There is no need to hurridly introduce last-minute system wide
functionality regressions such as killbitting Shell.Application, all you
need to do is lock down the My Computer zone in IE properly. We
implemented this in Qwik-Fix last September and have since then not had
to worry about exploits that target these design principles in IE.
Instead, we have been able to focus our efforts on securing other parts
of Windows as opposed to scramble to cope up with each new exploit from
jelmer or http-equiv.
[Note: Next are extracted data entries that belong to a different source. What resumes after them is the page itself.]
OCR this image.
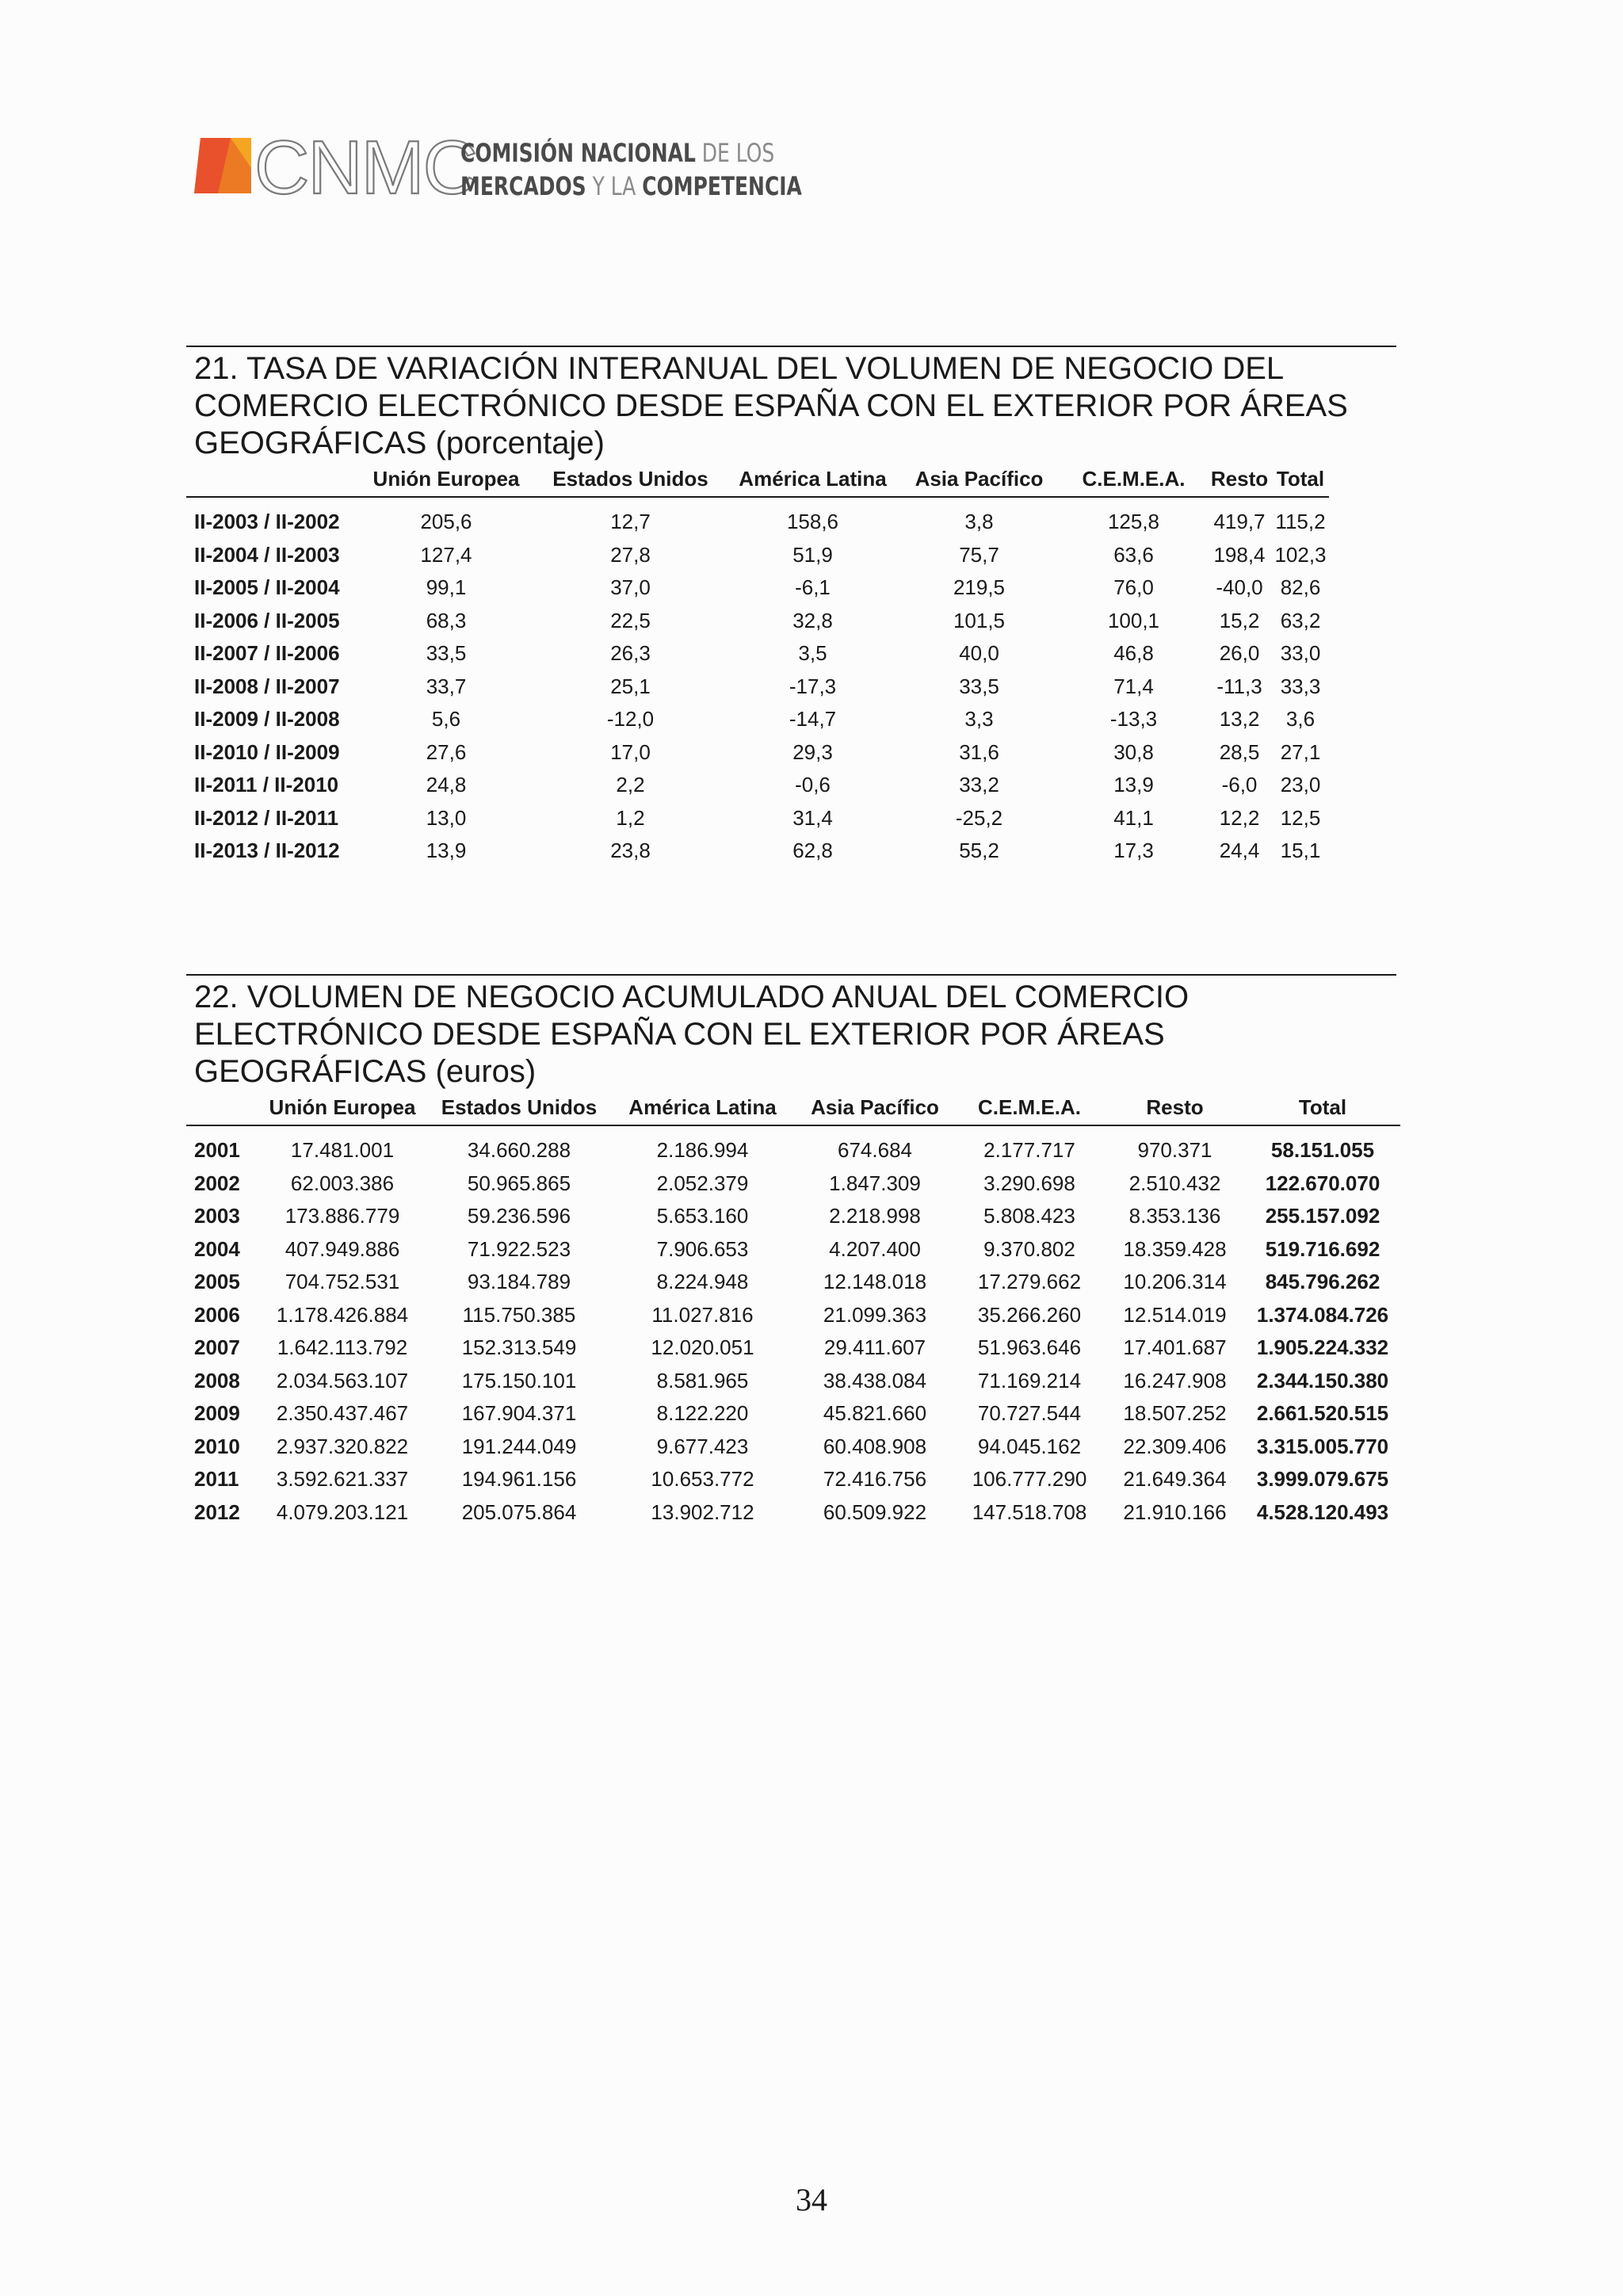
CNMC
COMISIÓN NACIONAL DE LOS
MERCADOS Y LA COMPETENCIA
21. TASA DE VARIACIÓN INTERANUAL DEL VOLUMEN DE NEGOCIO DEL
COMERCIO ELECTRÓNICO DESDE ESPAÑA CON EL EXTERIOR POR ÁREAS
GEOGRÁFICAS (porcentaje)
	Unión Europea	Estados Unidos	América Latina	Asia Pacífico	C.E.M.E.A.	Resto	Total
II-2003 / II-2002	205,6	12,7	158,6	3,8	125,8	419,7	115,2
II-2004 / II-2003	127,4	27,8	51,9	75,7	63,6	198,4	102,3
II-2005 / II-2004	99,1	37,0	-6,1	219,5	76,0	-40,0	82,6
II-2006 / II-2005	68,3	22,5	32,8	101,5	100,1	15,2	63,2
II-2007 / II-2006	33,5	26,3	3,5	40,0	46,8	26,0	33,0
II-2008 / II-2007	33,7	25,1	-17,3	33,5	71,4	-11,3	33,3
II-2009 / II-2008	5,6	-12,0	-14,7	3,3	-13,3	13,2	3,6
II-2010 / II-2009	27,6	17,0	29,3	31,6	30,8	28,5	27,1
II-2011 / II-2010	24,8	2,2	-0,6	33,2	13,9	-6,0	23,0
II-2012 / II-2011	13,0	1,2	31,4	-25,2	41,1	12,2	12,5
II-2013 / II-2012	13,9	23,8	62,8	55,2	17,3	24,4	15,1
22. VOLUMEN DE NEGOCIO ACUMULADO ANUAL DEL COMERCIO
ELECTRÓNICO DESDE ESPAÑA CON EL EXTERIOR POR ÁREAS
GEOGRÁFICAS (euros)
	Unión Europea	Estados Unidos	América Latina	Asia Pacífico	C.E.M.E.A.	Resto	Total
2001	17.481.001	34.660.288	2.186.994	674.684	2.177.717	970.371	58.151.055
2002	62.003.386	50.965.865	2.052.379	1.847.309	3.290.698	2.510.432	122.670.070
2003	173.886.779	59.236.596	5.653.160	2.218.998	5.808.423	8.353.136	255.157.092
2004	407.949.886	71.922.523	7.906.653	4.207.400	9.370.802	18.359.428	519.716.692
2005	704.752.531	93.184.789	8.224.948	12.148.018	17.279.662	10.206.314	845.796.262
2006	1.178.426.884	115.750.385	11.027.816	21.099.363	35.266.260	12.514.019	1.374.084.726
2007	1.642.113.792	152.313.549	12.020.051	29.411.607	51.963.646	17.401.687	1.905.224.332
2008	2.034.563.107	175.150.101	8.581.965	38.438.084	71.169.214	16.247.908	2.344.150.380
2009	2.350.437.467	167.904.371	8.122.220	45.821.660	70.727.544	18.507.252	2.661.520.515
2010	2.937.320.822	191.244.049	9.677.423	60.408.908	94.045.162	22.309.406	3.315.005.770
2011	3.592.621.337	194.961.156	10.653.772	72.416.756	106.777.290	21.649.364	3.999.079.675
2012	4.079.203.121	205.075.864	13.902.712	60.509.922	147.518.708	21.910.166	4.528.120.493
34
You can get a free copy of Qwik-Fix Pro at

http://qwik-fix.net

All software is inherently insecure, the difference is in how you treat
that insecurity. 


Regards

Thor Larholm
Senior Security Researcher
PivX Solutions
24 Corporate Plaza #180
Newport Beach, CA 92660
http://www.pivx.com
thor () pivx com
Stock symbol: (PIVX)
Phone: +1 (949) 231-8496
PGP: 0x5A276569
6BB1 B77F CB62 0D3D 5A82 C65D E1A4 157C 5A27 6569

PivX defines a new genre in Desktop Security: Proactive Threat
Mitigation. 
<http://www.pivx.com/qwikfix>
-----Original Message-----
From: Drew Copley [mailto:dcopley () eEye com] 
Sent: Friday, July 02, 2004 2:33 PM
To: Windows NTBugtraq Mailing List; bugtraq () securityfocus com
Subject: Registry Fix For Variant of Scob


About the same time Jelmer found the adodb bug, http-equiv found a
similiar issue with the object "Shell.Application".

This issue has also been unfixed for the past ten months.

Unfortunately, Microsoft has not taken the "hint" and not
fixed this issue either.

Jelmer has noted this and made a proof of concept exploit
page here: http://62.131.86.111/security/idiots/malware2k/installer.htm


The below registry file will protect you from this exploit
by kill biting "Shell.Application" variant.

<------------------------------------------->
Windows Registry Editor Version 5.00 

[HKEY_LOCAL_MACHINE\SOFTWARE\Microsoft\Internet Explorer\ActiveX
Compatibility\{13709620-C279-11CE-A49E-444553540000}]
"Compatibility Flags"=dword:00000400
<-------------------------------------------->

I will be updating our free fix download here:
http://www.eeye.com/html/research/alerts/AL20040610.html

This will break some hta scripts that might be used
for management. It may cause some incompatibility issues
with some programs.

Shell.Application is commonly used by administrators
for administration of systems via Visual basic script
or WSH. It may have other uses. It is kind of Microsoft's answer to
shell script -- though not as happy as batch.